L’endroit est surtout très chargé. Claude et moi en avons la chair de poule et les larmes aux yeux. Un immense égrégore s’est clairement développé ici. Il nous prend littéralement à la gorge. Je soupçonne aussi qu’il y a ici la présence de nombreux êtres négatifs en plus des désincarnés. Lorsque nous téléphonerons à Laura le lendemain, ce que nous disons ne l’étonnera pas. Elle nous dira qu’elle a eu un rapport des « gardes-du-corps » qu’elle a envoyés pour veiller sur nous durant le voyage. Ils lui ont transmis que l’endroit était particulièrement malsain.

 

Retour en Suisse

Nous devons quitter l’hôtel à 11h alors que notre avion pour la Suisse ne décolle qu’à 18h10. Mais l’état de santé de Samantha et son refus de mettre un pied dans la ville ne nous permettent pas de faire quoi que ce soit. Nous sommes contraints d’aller au JFK Airport.

L’attente est longue, très longue ! Nous allons dans le seul et unique endroit avec des places assises : un petit restaurant que nous squattons jusqu’à ce que la serveuse nous mette dehors. Samantha nous rappellera une fois encore quelque chose qui la choquait en Suisse quand elle était petite : elle nous demandait toujours pourquoi il n’y avait pas de ketchup et de moutarde sur la table des restaurants !

Samantha me rappelle aussi ce qu’elle m’a dit depuis déjà un bon moment : il n’est pas encore temps qu’elle retrouve John et Elisabeth. Mais elle est convaincue qu’elle les reverra un jour, dans un avenir qu’elle ne peut pas encore situer. Pour aujourd’hui, « Elisabeth ne comprendrait pas que sa mère soit une adolescente de 16 ans ! »

Samantha nous redira encore sa hâte de rentrer en Suisse. Ce voyage aura au moins eu l’avantage de donner du sens à son incarnation dans notre pays. Elle redécouvre d’un œil neuf la beauté et les avantages de vivre dans notre pays.

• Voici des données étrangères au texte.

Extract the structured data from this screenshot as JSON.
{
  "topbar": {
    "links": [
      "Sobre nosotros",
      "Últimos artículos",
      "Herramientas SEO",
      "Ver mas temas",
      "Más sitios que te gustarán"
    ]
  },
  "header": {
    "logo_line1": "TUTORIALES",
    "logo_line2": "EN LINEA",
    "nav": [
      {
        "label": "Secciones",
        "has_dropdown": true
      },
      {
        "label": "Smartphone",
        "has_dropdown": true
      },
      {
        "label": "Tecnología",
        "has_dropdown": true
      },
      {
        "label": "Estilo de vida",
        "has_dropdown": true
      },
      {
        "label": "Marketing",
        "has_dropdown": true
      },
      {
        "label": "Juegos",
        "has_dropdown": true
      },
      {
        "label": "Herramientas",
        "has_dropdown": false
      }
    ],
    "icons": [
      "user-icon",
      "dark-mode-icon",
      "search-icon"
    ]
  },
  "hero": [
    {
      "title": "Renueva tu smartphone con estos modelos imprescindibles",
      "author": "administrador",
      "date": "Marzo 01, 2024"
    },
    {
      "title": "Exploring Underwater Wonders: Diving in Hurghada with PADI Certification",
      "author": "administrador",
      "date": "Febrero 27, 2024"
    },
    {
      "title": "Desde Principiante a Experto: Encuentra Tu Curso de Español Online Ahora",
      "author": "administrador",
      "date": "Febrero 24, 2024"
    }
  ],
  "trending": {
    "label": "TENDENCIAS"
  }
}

Au final, l’objectif qui était de permettre à Samantha d’intégrer son ancienne incarnation pour mieux vivre la nouvelle est atteint. Nous aurions préféré que cela se fasse de manière moins violente, mais peut-être fallait-il cela pour que notre fille puisse désormais s’engager pleinement dans cette vie-ci.

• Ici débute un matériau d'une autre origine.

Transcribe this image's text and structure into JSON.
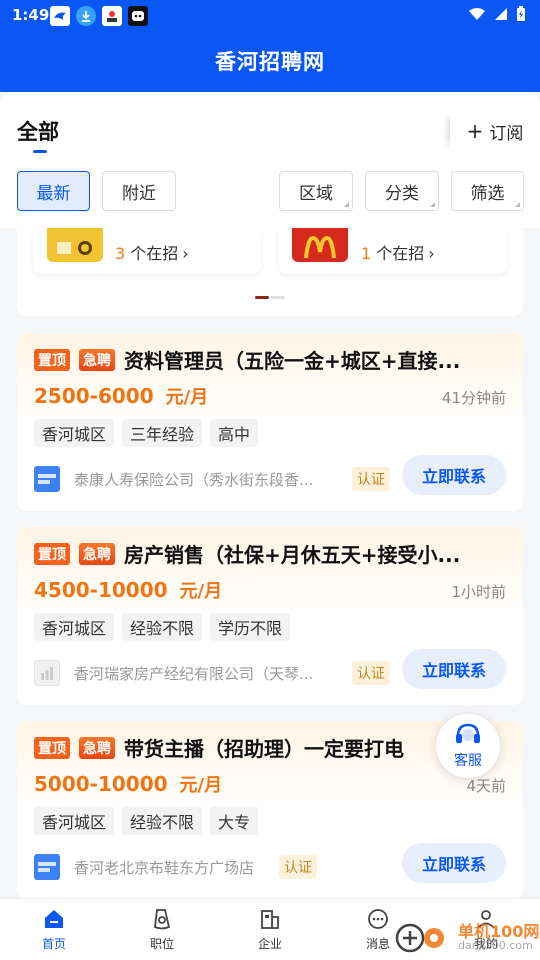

Je constate aussi que Claude a totalement changé d’attitude par rapport aux récits extraordinaires que lui font ses filles. Il est désormais clair à ses yeux que Samantha a bel et bien vécu aux USA avant de s’incarner en Suisse. Il en est tellement sûr, qu’il ose en parler pour la première fois à ses parents à notre retour, alors qu’il ne voulait pas leur dire quoi que ce soit jusque-là. Il a aussi changé d’attitude par rapport à Laura. S’il était auparavant en retrait quand elle racontait sa vie de samouraï, il est désormais pleinement à l’écoute quand elle raconte certaines anecdotes du passé. Grâce à ce voyage, désormais il ne croit plus, mais il sait que ses filles ont eu d’autres vies. C’est un effet secondaire inespéré de notre séjour aux USA.